This week’s online pre-class question:
An object is dropped from a height of 45m and takes 3 seconds to hit the ground. Explain why someone might think the object’s speed just before hitting the ground is 15 m./s. Then explain why that can’t be correct.
Three responses representing very different places students can be:
“First of all, wow! That’s the exact answer I had in mind and that is because if it’s dropped from a height of 45 meters and it takes 3 seconds to hit the ground you would want to divide the 45 meters by the 3 s to speed per second (15 m/s), but that is if it was going at a constant speed. So you also have to keep in mind that it was dropped at rest/zero so the speed will increase slowly not constant. I’m still confused.”
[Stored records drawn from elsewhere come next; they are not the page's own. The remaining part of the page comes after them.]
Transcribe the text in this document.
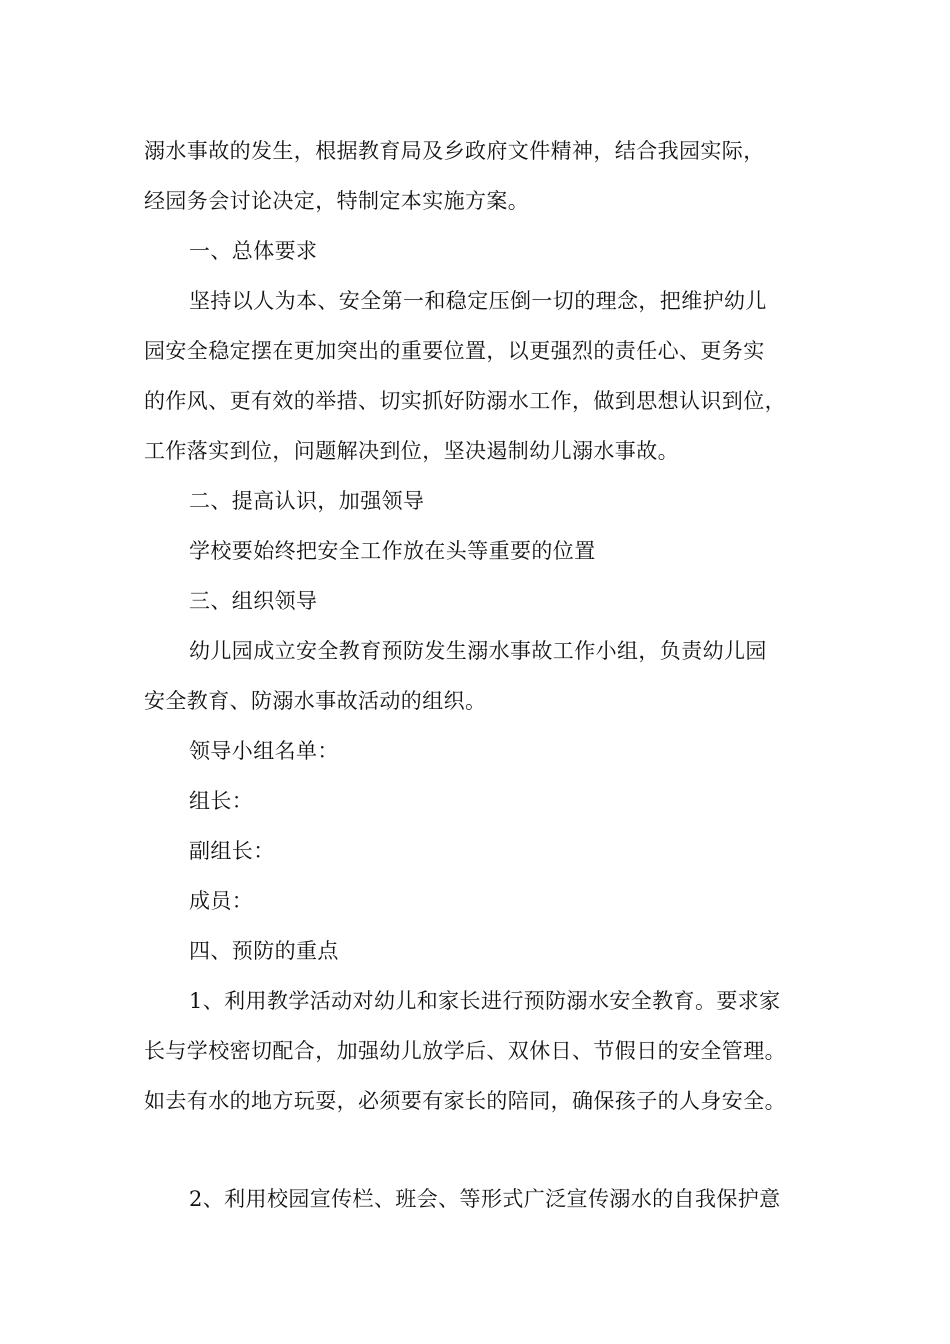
溺水事故的发生，根据教育局及乡政府文件精神，结合我园实际，
经园务会讨论决定，特制定本实施方案。
一、总体要求
坚持以人为本、安全第一和稳定压倒一切的理念，把维护幼儿
园安全稳定摆在更加突出的重要位置，以更强烈的责任心、更务实
的作风、更有效的举措、切实抓好防溺水工作，做到思想认识到位，
工作落实到位，问题解决到位，坚决遏制幼儿溺水事故。
二、提高认识，加强领导
学校要始终把安全工作放在头等重要的位置
三、组织领导
幼儿园成立安全教育预防发生溺水事故工作小组，负责幼儿园
安全教育、防溺水事故活动的组织。
领导小组名单：
组长：
副组长：
成员：
四、预防的重点
1、利用教学活动对幼儿和家长进行预防溺水安全教育。要求家
长与学校密切配合，加强幼儿放学后、双休日、节假日的安全管理。
如去有水的地方玩耍，必须要有家长的陪同，确保孩子的人身安全。
2、利用校园宣传栏、班会、等形式广泛宣传溺水的自我保护意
“Someone might think it is that because they would divide distance (45m) by time (3 s) which would come out to be 15 m/s. But that would be the average speed. To find the final speed you would take the initial speed (0 m/s) and add it to the acceleration (9.8 m/s^2) multiplied by the time (3 seconds). The final speed of the ball before it hits the ground would be 29.4 m/s.”
“Because most people would think just divided 45 into 3 to get 15m/s but we haven’t put in our minds about the acceleration of gravity, which is 9.8m/s that can round up to 10m/s then if you was to times 10m/s by 3s you would get 30m not 45m.”